Dès que l’on aborde la question du dépassement du confessionnalisme politique, l’idée se présente comme une sorte d’utopie laissée pour un autre temps ou un autre ciel que celui du Liban, car c’est l’âme confessionnelle qui chauffe encore les cœurs. Comme un spectateur d’un film, on ne peut que se laisser faire et à observer les disputes idéologiques par lesquels la société se modifie, s’auto-configure et doit s’adapter à un changement continuel et mondial que personne ne peut maîtriser.

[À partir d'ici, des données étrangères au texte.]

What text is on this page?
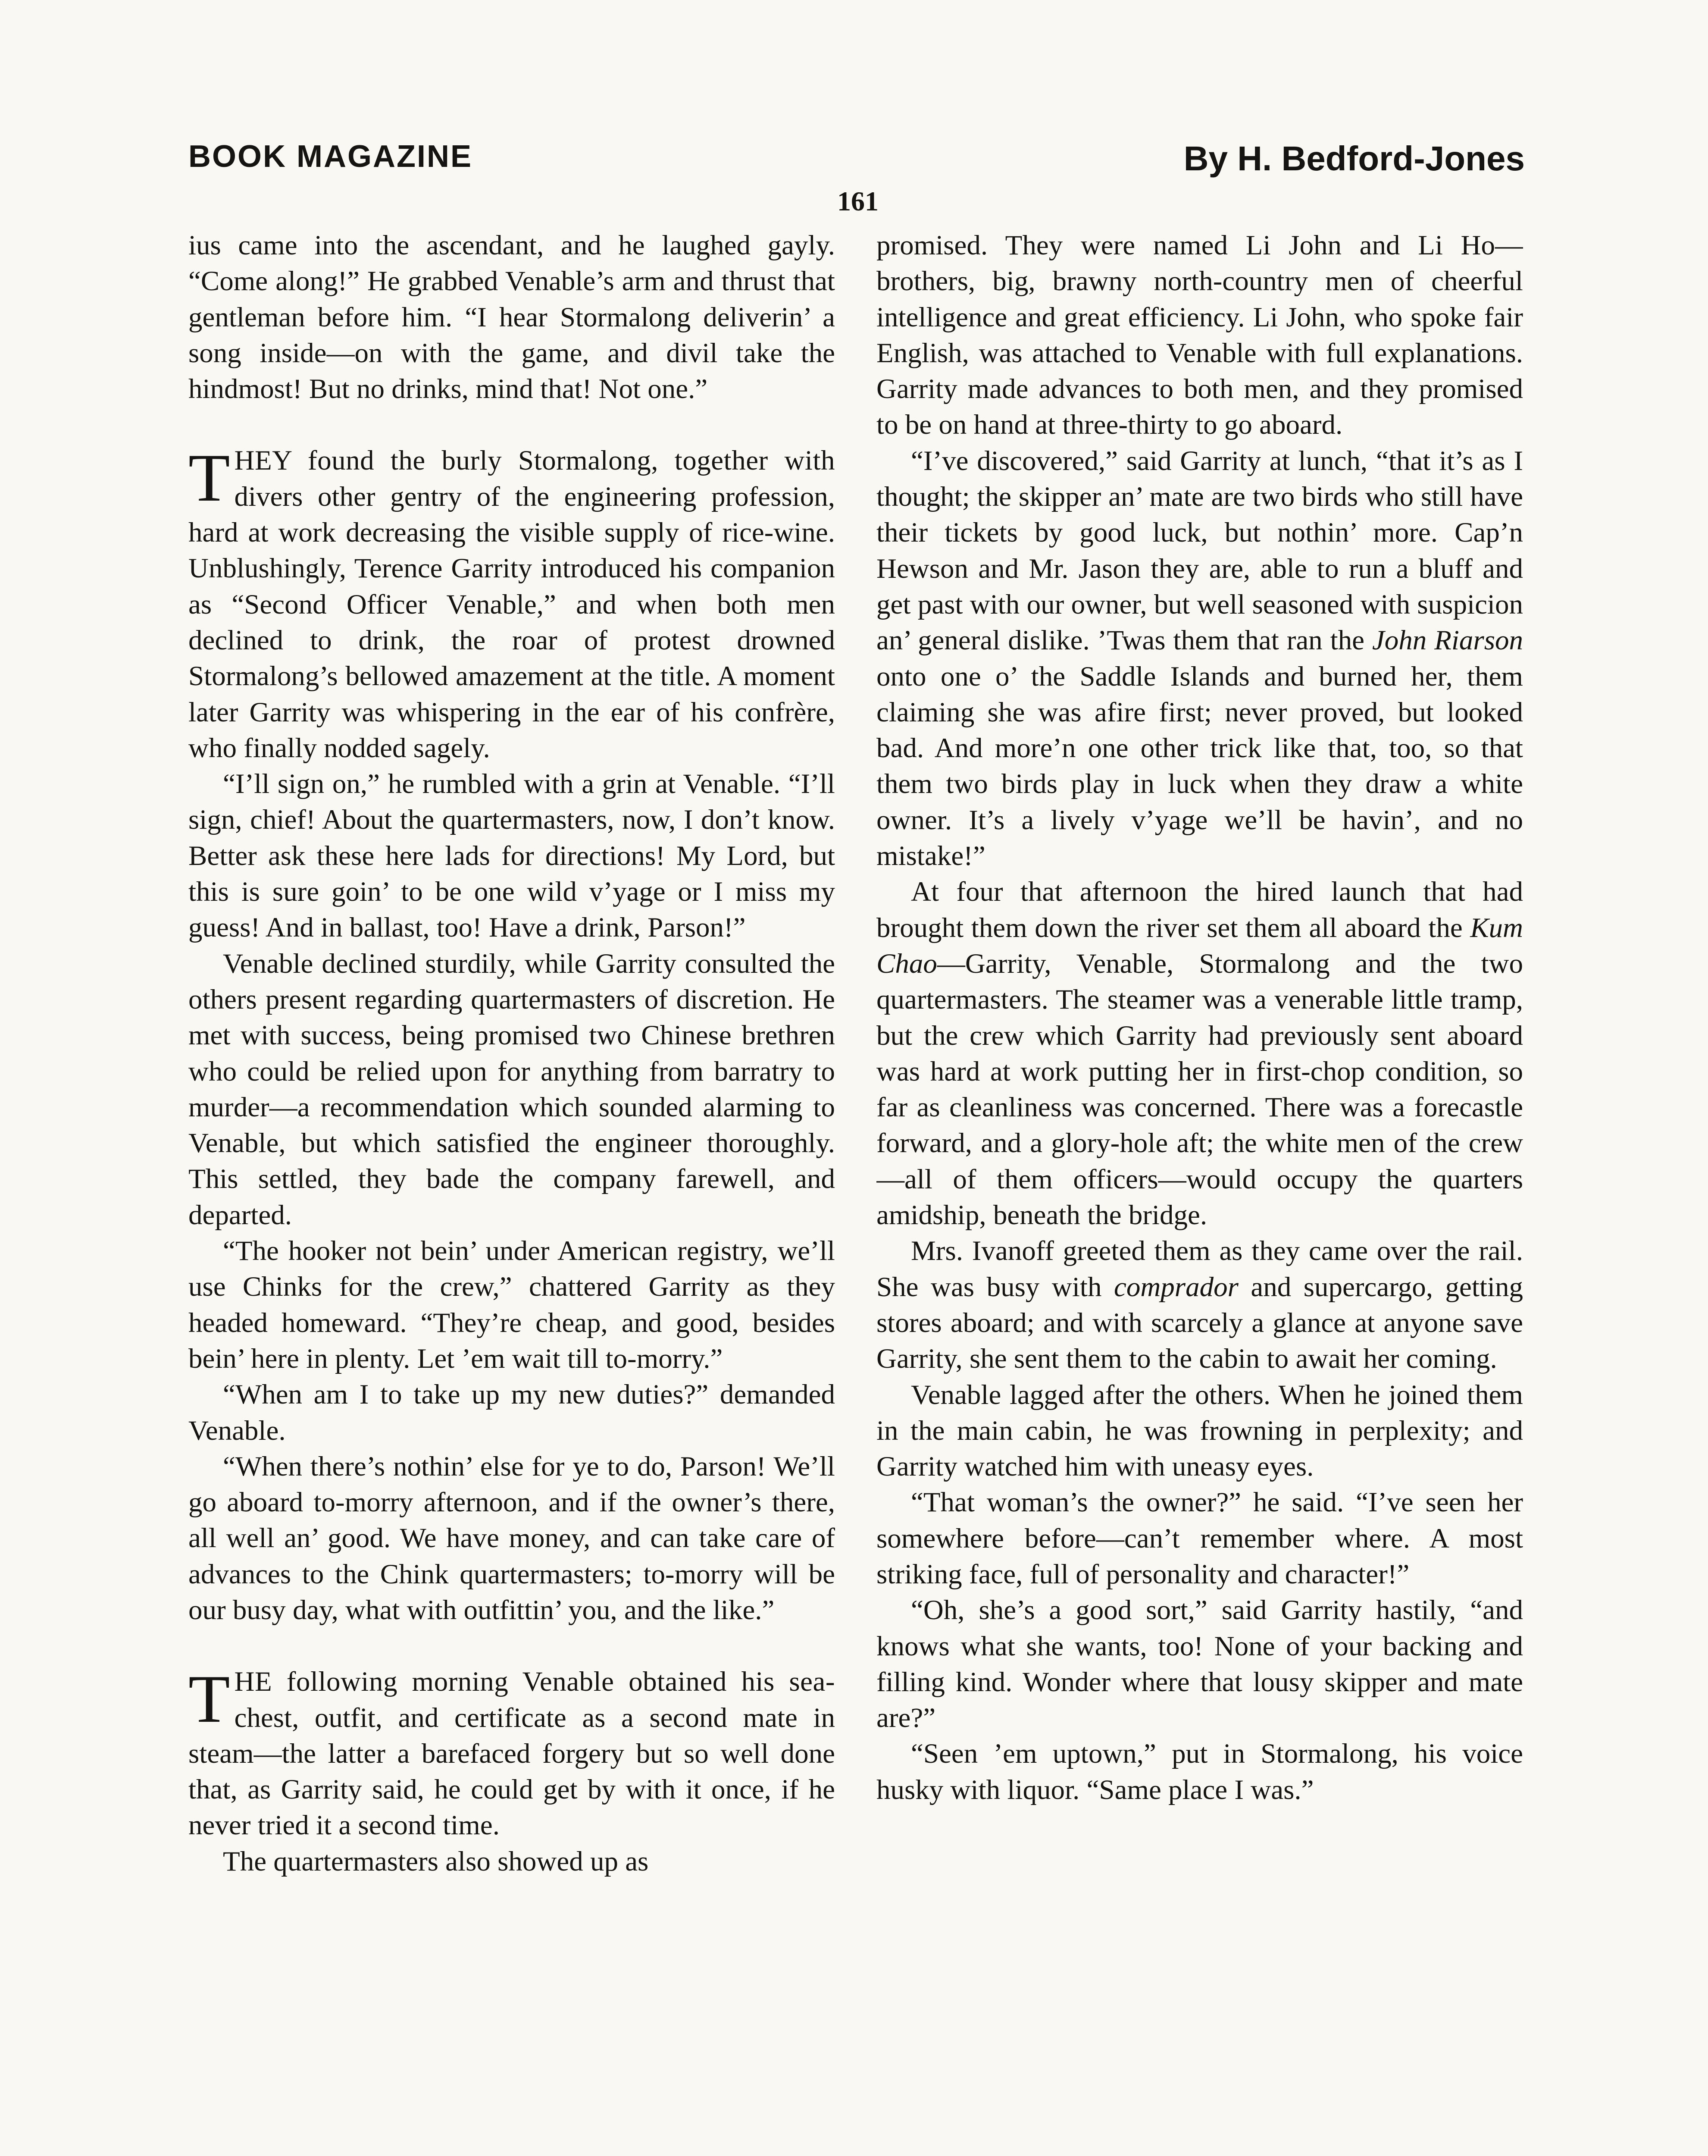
BOOK MAGAZINE	By H. Bedford-Jones
161

ius came into the ascendant, and he laughed gayly. “Come along!” He grabbed Venable’s arm and thrust that gentleman before him. “I hear Stormalong deliverin’ a song inside—on with the game, and divil take the hindmost! But no drinks, mind that! Not one.”

THEY found the burly Stormalong, together with divers other gentry of the engineering profession, hard at work decreasing the visible supply of rice-wine. Unblushingly, Terence Garrity introduced his companion as “Second Officer Venable,” and when both men declined to drink, the roar of protest drowned Stormalong’s bellowed amazement at the title. A moment later Garrity was whispering in the ear of his confrère, who finally nodded sagely.

“I’ll sign on,” he rumbled with a grin at Venable. “I’ll sign, chief! About the quartermasters, now, I don’t know. Better ask these here lads for directions! My Lord, but this is sure goin’ to be one wild v’yage or I miss my guess! And in ballast, too! Have a drink, Parson!”

Venable declined sturdily, while Garrity consulted the others present regarding quartermasters of discretion. He met with success, being promised two Chinese brethren who could be relied upon for anything from barratry to murder—a recommendation which sounded alarming to Venable, but which satisfied the engineer thoroughly. This settled, they bade the company farewell, and departed.

“The hooker not bein’ under American registry, we’ll use Chinks for the crew,” chattered Garrity as they headed homeward. “They’re cheap, and good, besides bein’ here in plenty. Let ’em wait till to-morry.”

“When am I to take up my new duties?” demanded Venable.

“When there’s nothin’ else for ye to do, Parson! We’ll go aboard to-morry afternoon, and if the owner’s there, all well an’ good. We have money, and can take care of advances to the Chink quartermasters; to-morry will be our busy day, what with outfittin’ you, and the like.”

THE following morning Venable obtained his sea-chest, outfit, and certificate as a second mate in steam—the latter a barefaced forgery but so well done that, as Garrity said, he could get by with it once, if he never tried it a second time.

The quartermasters also showed up as

promised. They were named Li John and Li Ho—brothers, big, brawny north-country men of cheerful intelligence and great efficiency. Li John, who spoke fair English, was attached to Venable with full explanations. Garrity made advances to both men, and they promised to be on hand at three-thirty to go aboard.

“I’ve discovered,” said Garrity at lunch, “that it’s as I thought; the skipper an’ mate are two birds who still have their tickets by good luck, but nothin’ more. Cap’n Hewson and Mr. Jason they are, able to run a bluff and get past with our owner, but well seasoned with suspicion an’ general dislike. ’Twas them that ran the John Riarson onto one o’ the Saddle Islands and burned her, them claiming she was afire first; never proved, but looked bad. And more’n one other trick like that, too, so that them two birds play in luck when they draw a white owner. It’s a lively v’yage we’ll be havin’, and no mistake!”

At four that afternoon the hired launch that had brought them down the river set them all aboard the Kum Chao—Garrity, Venable, Stormalong and the two quartermasters. The steamer was a venerable little tramp, but the crew which Garrity had previously sent aboard was hard at work putting her in first-chop condition, so far as cleanliness was concerned. There was a forecastle forward, and a glory-hole aft; the white men of the crew—all of them officers—would occupy the quarters amidship, beneath the bridge.

Mrs. Ivanoff greeted them as they came over the rail. She was busy with comprador and supercargo, getting stores aboard; and with scarcely a glance at anyone save Garrity, she sent them to the cabin to await her coming.

Venable lagged after the others. When he joined them in the main cabin, he was frowning in perplexity; and Garrity watched him with uneasy eyes.

“That woman’s the owner?” he said. “I’ve seen her somewhere before—can’t remember where. A most striking face, full of personality and character!”

“Oh, she’s a good sort,” said Garrity hastily, “and knows what she wants, too! None of your backing and filling kind. Wonder where that lousy skipper and mate are?”

“Seen ’em uptown,” put in Stormalong, his voice husky with liquor. “Same place I was.”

Mais cela risque d’être un film sans fin.

Si de la tragédie qui déchire notre unité nationale doit sortir un « seul fruit » au rang des intellectuels libanais , au-delà de ce déluge de malheur cyclique, ce ne peut être que la réflexion sérieuse sur la nécessité de détruire ces modèles culturels régressifs, d’une diffusion spontanée, dans les milieux hélas relativement homogènes qui les engendrent et les reproduisent au Sud et au Nord du Liban et à Beyrouth même.

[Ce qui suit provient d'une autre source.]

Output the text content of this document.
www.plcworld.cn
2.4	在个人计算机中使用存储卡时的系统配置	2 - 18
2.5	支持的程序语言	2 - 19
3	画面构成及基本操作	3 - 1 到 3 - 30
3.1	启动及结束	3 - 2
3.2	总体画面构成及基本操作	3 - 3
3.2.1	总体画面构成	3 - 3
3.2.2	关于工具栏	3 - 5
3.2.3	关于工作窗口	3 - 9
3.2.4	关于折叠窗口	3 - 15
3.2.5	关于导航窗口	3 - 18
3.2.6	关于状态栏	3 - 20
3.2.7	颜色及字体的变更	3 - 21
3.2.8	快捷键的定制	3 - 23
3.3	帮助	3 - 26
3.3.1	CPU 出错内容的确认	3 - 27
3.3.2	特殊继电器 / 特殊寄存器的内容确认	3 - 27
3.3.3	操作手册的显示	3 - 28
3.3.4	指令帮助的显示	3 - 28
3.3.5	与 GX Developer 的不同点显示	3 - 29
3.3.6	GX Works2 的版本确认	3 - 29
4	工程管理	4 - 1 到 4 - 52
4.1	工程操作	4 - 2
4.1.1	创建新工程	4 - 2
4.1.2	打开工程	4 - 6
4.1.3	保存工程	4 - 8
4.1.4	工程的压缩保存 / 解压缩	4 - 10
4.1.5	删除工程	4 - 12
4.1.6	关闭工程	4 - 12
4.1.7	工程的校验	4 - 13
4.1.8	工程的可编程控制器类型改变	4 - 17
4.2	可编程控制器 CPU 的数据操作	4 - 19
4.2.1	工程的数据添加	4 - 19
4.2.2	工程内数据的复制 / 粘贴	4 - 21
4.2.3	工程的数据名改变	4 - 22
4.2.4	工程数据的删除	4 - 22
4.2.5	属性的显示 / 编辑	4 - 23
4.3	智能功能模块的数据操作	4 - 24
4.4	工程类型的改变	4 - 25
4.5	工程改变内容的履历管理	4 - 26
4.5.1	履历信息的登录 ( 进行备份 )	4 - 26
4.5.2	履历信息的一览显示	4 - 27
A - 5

Et pourtant, je persiste à dire qu’il existe un courant indépendantiste en germe chez beaucoup de libanais des deux clans qui sont désireux non seulement d’entamer cette réflexion, mais également de la traduire en actions.

Ce courant indépendantiste ne peut pas être construit sur des préjugés d’identités ou sur des interpellations réciproques. Il ne peut pas non plus être construit comme un choix entre le pire ou le moins pire, au risque de servir d’alibi intellectuel à ceux qui ne veulent pas sortir de la formule magique en raison d’une peur minoritaire ou d’une arrogance majoritaire vide de tout sens démocratique.

Il faudrait le nourrir de nos volontés dispersées et de la destruction des frontières imaginaires qui séparent encore beaucoup de libanais désireux d’un retour pour la vie et la mort sur une terre qui mérite d’être sauvegardée pour les générations futures. L’horizon est devant nous!